Unpacking the guidance

Of course, there is nuance to this seemingly simple answer.

First, it’s important to emphasize the relatively low or inclusive cut score we used for our analyses. By looking for students who have a greater than 50% chance of being successful, in an average school, up to 50% of students who are placed in Algebra 1 will go on to not be successful in the course. Some schools might be uncomfortable with this and want to set a higher probability for success. And that’s fine! Our guidance describes how partners could adjust their placement criteria accordingly. But higher cut scores also mean some students who would have gone on to do well will be missed. This is why districts should think carefully about how to balance these competing priorities.

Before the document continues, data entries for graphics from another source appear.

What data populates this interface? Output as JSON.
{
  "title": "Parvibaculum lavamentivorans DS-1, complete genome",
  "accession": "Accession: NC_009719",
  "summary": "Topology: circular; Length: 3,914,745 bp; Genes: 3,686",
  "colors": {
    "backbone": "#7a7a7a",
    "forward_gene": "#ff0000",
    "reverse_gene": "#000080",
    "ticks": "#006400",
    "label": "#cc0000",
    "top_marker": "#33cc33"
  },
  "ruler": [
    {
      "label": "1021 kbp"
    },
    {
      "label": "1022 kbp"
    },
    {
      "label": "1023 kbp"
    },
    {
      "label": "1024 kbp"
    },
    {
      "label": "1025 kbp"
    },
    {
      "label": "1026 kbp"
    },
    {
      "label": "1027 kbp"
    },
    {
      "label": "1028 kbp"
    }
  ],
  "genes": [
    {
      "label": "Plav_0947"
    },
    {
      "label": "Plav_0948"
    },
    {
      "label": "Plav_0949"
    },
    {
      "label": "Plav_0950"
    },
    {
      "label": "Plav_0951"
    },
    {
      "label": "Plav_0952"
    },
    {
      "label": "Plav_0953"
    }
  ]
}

Second, especially regarding EoC exams, these recommendations are based on average growth over the course of eighth grade. Some students will grow more than average, and some will grow less. Schools can review historical growth for their own students and modify placement criteria accordingly. If students tend to grow at atypically high levels, students can be placed with lower scores. Conversely, if students tend to require extra supports, the decision might be made to only place students with higher scores (ideally also using other data points to make such a decision). Again, schools need to balance inclusiveness (i.e., lower cut scores for placement) with the instructional implications of needing to provide additional supports to students who might have gaps in their pre-algebra knowledge.

Third, our analyses assume a certain amount of instruction, that is, 28 weeks between fall and spring testing. Schools that have 32 weeks between testing events could admit students with lower scores because their students have more time to learn the content before any EoC testing or final grading.

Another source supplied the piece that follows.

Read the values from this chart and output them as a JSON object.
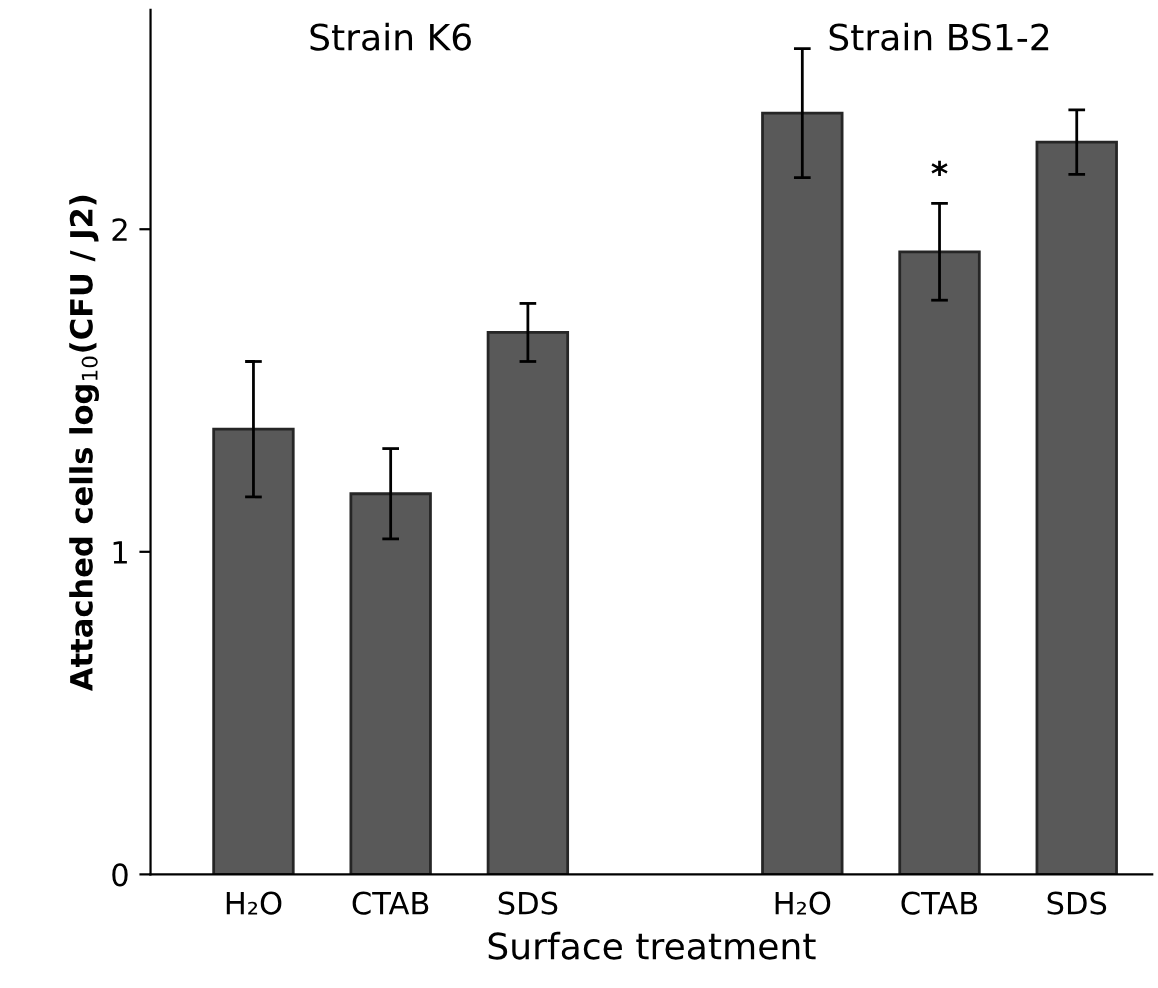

And finally, while we believe MAP Growth can help schools make decisions about Algebra 1 placement, such decisions are always best made with multiple data points and from a strengths-based perspective. Some students will score lower than the benchmarks we’ve identified and will do very well in an algebra course. MAP Growth can help with that decision, but only educators have the complete picture.

Why does it matter?

The NWEA mission is partnering to help all kids learn®. We see the new guidance as directly contributing to this mission by helping schools identify students who would learn best in an Algebra 1 course. The identification process has important equity implications. Absent a universal and proactive screener for which students might be ready for such a course, the default is often relying on parent requests or teacher referrals. The result ends up being differences in enrollment by race or gender that cannot be explained by differences in test scores. An effective and equitable placement system will flag all students who are ready and would benefit, regardless of their race, ethnicity, gender, socioeconomic status, or zip code.